Les trois autres rubriques sont véritablement nouvelles, bien qu’elles englobent également de nombreux programmes de financement existants.
- Rubrique 1 : 865 milliards d’euros pour les plans de partenariat nationaux et régionaux. Ceux-ci fusionneront la Politique agricole commune (PAC), qui subventionne les agriculteurs européens, et la politique de cohésion, qui vise à stimuler le développement des régions les plus pauvres d’Europe. À la place, la Commission fournira à chacun des 27 États membres de l’Union européenne des plans de paiement spécifiques à chaque pays, qui seront liés à des réformes et au respect de l’État de droit. (Ce programme sera quelque peu similaire à NextGenerationEU, sauf qu’il ne sera pas financé par la dette commune et que les régions seront davantage impliquées — du moins, selon les dires de la Commission).
- Rubrique 2 : 410 milliards d’euros pour le Fonds européen pour la compétitivité (FEC). Selon Ursula von der Leyen, ce fonds servira à « sécuriser les chaînes d’approvisionnement, à accélérer l’innovation et à mener la course mondiale aux technologies propres et intelligentes », autrement dit à relancer l’économie chancelante de l’Union et à éviter qu’elle ne se fasse distancer par la Chine et les États-Unis.
- Rubrique 3 : Fonds pour un Europe mondiale de 200 milliards d’euros.
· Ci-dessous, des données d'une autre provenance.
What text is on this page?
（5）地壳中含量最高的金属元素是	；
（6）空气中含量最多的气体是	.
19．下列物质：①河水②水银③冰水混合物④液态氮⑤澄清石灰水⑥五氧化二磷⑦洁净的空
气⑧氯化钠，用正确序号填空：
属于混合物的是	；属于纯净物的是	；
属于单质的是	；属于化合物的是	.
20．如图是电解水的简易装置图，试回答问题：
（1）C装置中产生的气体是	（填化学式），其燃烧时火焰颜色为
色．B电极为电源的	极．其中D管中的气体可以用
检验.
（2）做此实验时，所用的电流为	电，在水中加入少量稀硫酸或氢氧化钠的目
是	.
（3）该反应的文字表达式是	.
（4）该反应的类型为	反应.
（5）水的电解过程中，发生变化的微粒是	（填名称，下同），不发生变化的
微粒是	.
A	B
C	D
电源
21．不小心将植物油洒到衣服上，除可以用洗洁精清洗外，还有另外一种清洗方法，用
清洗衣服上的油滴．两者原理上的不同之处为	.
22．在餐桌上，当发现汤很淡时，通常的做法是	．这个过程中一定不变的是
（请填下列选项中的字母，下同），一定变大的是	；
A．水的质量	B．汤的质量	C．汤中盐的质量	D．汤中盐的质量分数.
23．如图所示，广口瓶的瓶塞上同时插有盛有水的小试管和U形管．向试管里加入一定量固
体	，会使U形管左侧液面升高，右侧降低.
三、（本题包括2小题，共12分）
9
Ce fonds comprendra l’aide humanitaire et le soutien aux réformes et aux investissements dans les pays candidats à l’adhésion à l’UE.
Quels sont les principaux obstacles ?
Il y en a quatre, dont deux concernent les partenariats nationaux et régionaux.
Premièrement, la politique agricole et la politique de cohésion ont été considérablement réduites. La PAC est sans doute la plus touchée, avec une baisse de près de 30 % de sa valeur en termes réels.
Globalement, la PAC et la cohésion représentent chacune environ un tiers du CFP actuel. Avec 865 milliards d’euros, les plans de partenariat nationaux et régionaux représentent moins de la moitié du nouveau CFP proposé.
La proposition de réduire la PAC a évidemment suscité la colère des agriculteurs de l’Union (en particulier en France) ainsi que des principaux bénéficiaires des fonds de cohésion, comme la Pologne.
Deuxièmement, la tentative de lier l’octroi des fonds à des réformes spécifiques est considérée par beaucoup comme une tentative de « renationalisation » du CFP et de centralisation du pouvoir à Bruxelles.
Ces critiques sont même formulées par des membres du Parti populaire européen (PPE), le parti de centre-droit dont appartient Ursula von der Leyen.
« Nous, le Parlement européen, ne pouvons accepter que le budget de l’Union européenne devienne la somme de 27 agendas nationaux différents, qui finiront par entrer en conflit », a fait savoir Siegfried Mureșan, rapporteur principal du PPE pour le CFP.
Troisièmement, il est très improbable que l’Allemagne et les Pays-Bas acceptent sans broncher une forte augmentation du RNB du CFP, même si celle-ci sert à rembourser NextGenEU. Le ministre néerlandais des Finances, Eelcon Heine, a d’ailleurs déjà averti que le CFP proposé par la Commission était « trop élevé » et que des « choix difficiles » (traduction : des coupes) devaient être faits.
Parallèlement à cela, la France a assuré mercredi qu’elle verserait à l’UE moins que prévu en 2026.
La quatrième et dernière question concerne l’Europe dans le monde. La Hongrie, en particulier, craint que ce fonds ne soit utilisé pour soutenir en grande partie l’adhésion de l’Ukraine, à laquelle elle s’oppose farouchement.
« La proposition budgétaire de la Commission européenne n’est pas seulement injuste, elle n’est même pas négociable », a écrit le Premier ministre Viktor Orbán sur Twitter. « La Hongrie reste ferme, nous donnerons toujours la priorité à nos familles — Bruxelles doit être arrêtée ! »
En résumé, le budget 2028–2034 est plus ambitieux que jamais sur le papier, mais sa présentation a été chaotique, ses chiffres confus, et son adoption s’annonce semée d’embûches. La bataille politique qui s’ouvre promet d’être longue, technique et hautement politique.